True confession: I love Atlas Shrugged. I think it is a wonderful romance novel, complete with striking beauty Dagney and the bevy of men who wish to bed her. I think the next edition of Ayn Rand’s hot masterpiece should include an image of Dagney, corseted under her stern suit, breathless in the arms of John Galt, immortalized by Fabio who has cut his hair short for the occasion. Really, I think that’s the only way to read this Rand-y romance. And I have, more than once, though I’ve never made it through the 70 page manifesto/radio address/proclamation of love by John Galt in the latter part of the book. There’s something romantic about the notion of leaving all those talentless mucks behind and creating one’s own utopia of talent, hidden away in the gorgeous and rugged landscape in Colorado. A brain drain is afoot, and John Galt is behind it all, whispering to the best and brightest to come away, to leave the world, to create a community where their talent will be tested and validated.
Every so often I feel that way about the church – not that it’s full of talentless mucks; not that at all. But when I learn of another pastor friend leaving the parish, or of a parishioner who has decided he or she is done with church, I wonder: what is luring them away? Is there some spiritual equivalent of John Galt that whispers to them, “There is more… come away… leave it all… you are better than this… enjoy your Sunday mornings….”
The people I know who have answered a new call to non-parish ministry are good folk. They are faithful. They are talented. They have not made this decision lightly. But every time I hear a friend is leaving her or his congregation to head up a non-profit, or to go into counseling, or just to take a break, a part of me gets so very sad. The church needs them, I think. But I also think, is the church so broken they had to leave?

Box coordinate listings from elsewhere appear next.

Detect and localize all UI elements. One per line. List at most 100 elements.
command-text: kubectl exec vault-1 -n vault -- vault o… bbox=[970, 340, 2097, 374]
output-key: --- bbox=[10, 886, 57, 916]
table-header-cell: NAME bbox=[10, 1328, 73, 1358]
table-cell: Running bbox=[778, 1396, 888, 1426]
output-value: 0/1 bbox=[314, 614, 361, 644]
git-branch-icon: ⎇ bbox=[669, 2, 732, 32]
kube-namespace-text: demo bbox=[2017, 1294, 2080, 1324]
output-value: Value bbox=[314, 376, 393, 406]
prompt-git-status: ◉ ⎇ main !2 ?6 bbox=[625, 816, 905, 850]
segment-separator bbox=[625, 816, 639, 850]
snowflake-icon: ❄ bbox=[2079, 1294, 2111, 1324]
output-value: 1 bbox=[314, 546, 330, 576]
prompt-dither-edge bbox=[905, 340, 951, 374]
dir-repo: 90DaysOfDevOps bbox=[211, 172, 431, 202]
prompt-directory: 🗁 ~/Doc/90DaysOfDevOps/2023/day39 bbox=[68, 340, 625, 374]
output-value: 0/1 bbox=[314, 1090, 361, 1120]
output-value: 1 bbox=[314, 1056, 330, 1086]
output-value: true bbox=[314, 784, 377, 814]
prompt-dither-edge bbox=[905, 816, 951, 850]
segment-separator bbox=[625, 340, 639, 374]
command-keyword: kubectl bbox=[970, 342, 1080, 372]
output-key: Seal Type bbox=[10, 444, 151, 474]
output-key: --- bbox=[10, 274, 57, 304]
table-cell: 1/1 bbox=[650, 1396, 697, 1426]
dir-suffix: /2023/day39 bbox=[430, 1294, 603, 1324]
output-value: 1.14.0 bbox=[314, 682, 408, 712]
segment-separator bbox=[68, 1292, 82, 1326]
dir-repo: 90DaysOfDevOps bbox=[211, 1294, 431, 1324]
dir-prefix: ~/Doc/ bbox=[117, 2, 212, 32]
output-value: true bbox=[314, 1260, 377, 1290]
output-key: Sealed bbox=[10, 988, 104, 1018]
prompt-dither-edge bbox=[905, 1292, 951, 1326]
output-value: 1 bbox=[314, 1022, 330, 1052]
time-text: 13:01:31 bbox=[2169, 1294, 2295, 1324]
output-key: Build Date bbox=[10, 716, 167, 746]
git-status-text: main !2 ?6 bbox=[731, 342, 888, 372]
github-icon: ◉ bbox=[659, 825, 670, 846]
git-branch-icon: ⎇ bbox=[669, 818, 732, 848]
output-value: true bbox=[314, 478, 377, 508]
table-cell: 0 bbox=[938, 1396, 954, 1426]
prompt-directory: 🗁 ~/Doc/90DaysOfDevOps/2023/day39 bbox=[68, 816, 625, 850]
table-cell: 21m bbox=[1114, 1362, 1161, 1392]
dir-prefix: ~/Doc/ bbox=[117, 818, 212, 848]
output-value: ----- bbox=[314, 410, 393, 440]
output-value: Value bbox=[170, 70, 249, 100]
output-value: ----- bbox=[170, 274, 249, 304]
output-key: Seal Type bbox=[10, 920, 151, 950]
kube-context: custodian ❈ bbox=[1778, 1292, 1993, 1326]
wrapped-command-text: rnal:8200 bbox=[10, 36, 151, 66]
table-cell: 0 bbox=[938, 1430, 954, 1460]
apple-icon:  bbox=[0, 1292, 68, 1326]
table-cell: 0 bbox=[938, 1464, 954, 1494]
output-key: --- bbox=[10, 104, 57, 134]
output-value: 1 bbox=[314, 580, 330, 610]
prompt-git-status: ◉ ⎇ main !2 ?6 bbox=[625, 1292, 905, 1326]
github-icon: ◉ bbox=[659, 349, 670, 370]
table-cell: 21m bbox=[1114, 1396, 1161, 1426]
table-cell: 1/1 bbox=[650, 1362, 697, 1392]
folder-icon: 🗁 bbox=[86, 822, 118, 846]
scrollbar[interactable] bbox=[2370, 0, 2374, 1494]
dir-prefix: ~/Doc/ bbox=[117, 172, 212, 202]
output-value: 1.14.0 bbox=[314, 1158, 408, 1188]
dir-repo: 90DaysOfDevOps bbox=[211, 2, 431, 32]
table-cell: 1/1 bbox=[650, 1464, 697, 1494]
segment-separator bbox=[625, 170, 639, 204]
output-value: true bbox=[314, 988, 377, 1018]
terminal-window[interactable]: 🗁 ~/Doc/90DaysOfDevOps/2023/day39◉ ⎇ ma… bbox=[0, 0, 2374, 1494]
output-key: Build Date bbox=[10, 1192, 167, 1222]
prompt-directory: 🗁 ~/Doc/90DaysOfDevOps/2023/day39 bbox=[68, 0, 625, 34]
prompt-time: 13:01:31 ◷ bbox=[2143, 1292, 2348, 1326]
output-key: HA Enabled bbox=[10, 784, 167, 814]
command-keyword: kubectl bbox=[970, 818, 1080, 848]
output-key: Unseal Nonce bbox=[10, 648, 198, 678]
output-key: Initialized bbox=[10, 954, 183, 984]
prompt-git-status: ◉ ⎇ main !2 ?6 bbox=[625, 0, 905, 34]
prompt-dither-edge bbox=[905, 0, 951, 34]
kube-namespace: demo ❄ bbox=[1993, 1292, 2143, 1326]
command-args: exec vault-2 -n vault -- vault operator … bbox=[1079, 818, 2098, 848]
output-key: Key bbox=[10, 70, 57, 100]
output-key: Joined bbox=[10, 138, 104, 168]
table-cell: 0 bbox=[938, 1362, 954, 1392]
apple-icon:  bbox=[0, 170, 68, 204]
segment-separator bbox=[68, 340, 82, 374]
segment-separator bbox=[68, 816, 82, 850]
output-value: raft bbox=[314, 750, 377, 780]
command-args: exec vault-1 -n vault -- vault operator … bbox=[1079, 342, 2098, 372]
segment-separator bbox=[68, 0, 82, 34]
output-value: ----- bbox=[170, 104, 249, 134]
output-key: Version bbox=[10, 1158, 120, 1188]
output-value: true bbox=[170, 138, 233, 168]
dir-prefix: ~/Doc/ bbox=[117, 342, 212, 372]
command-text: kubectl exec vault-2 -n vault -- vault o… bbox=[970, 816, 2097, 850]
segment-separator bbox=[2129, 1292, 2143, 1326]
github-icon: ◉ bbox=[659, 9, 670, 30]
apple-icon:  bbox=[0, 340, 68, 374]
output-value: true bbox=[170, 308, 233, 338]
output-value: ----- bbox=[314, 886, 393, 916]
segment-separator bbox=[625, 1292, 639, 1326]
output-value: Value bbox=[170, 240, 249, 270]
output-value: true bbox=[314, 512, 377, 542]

I don’t think the church is that broken, or better put, I don’t think the church is any more broken now than it ever was. We are an imperfect people called together into community, and that right there means brokenness. I think my friends who leave parish ministry leave not because of brokenness but because of faithfulness – faithfulness to the call they discern from God, faithfulness to their true selves.
We pastors are broken people who minister to other broken people in a broken world. We are all in the process of mending. We are not super-human, uber-faithful, crazy talented folks who deign to share our gifts with the undermasses. We are not Dagney Taggart; we are not John Galt. We understand that however flawed or perfect we are, there is One who is more perfect, One who accepts and even uses our flaws. And if that One calls one of us to go do something new, to minister in a classroom or a counseling office or a non-profit, then okay: it’s not that the one is leaving the church, but taking the church and God to the world.
So Miss Ayn, you can have your John Galt luring the arrogant away. You may have all those people. I’ll keep the rest, in the church or in the world or in the home. But thanks all the same for the trashy romance novel.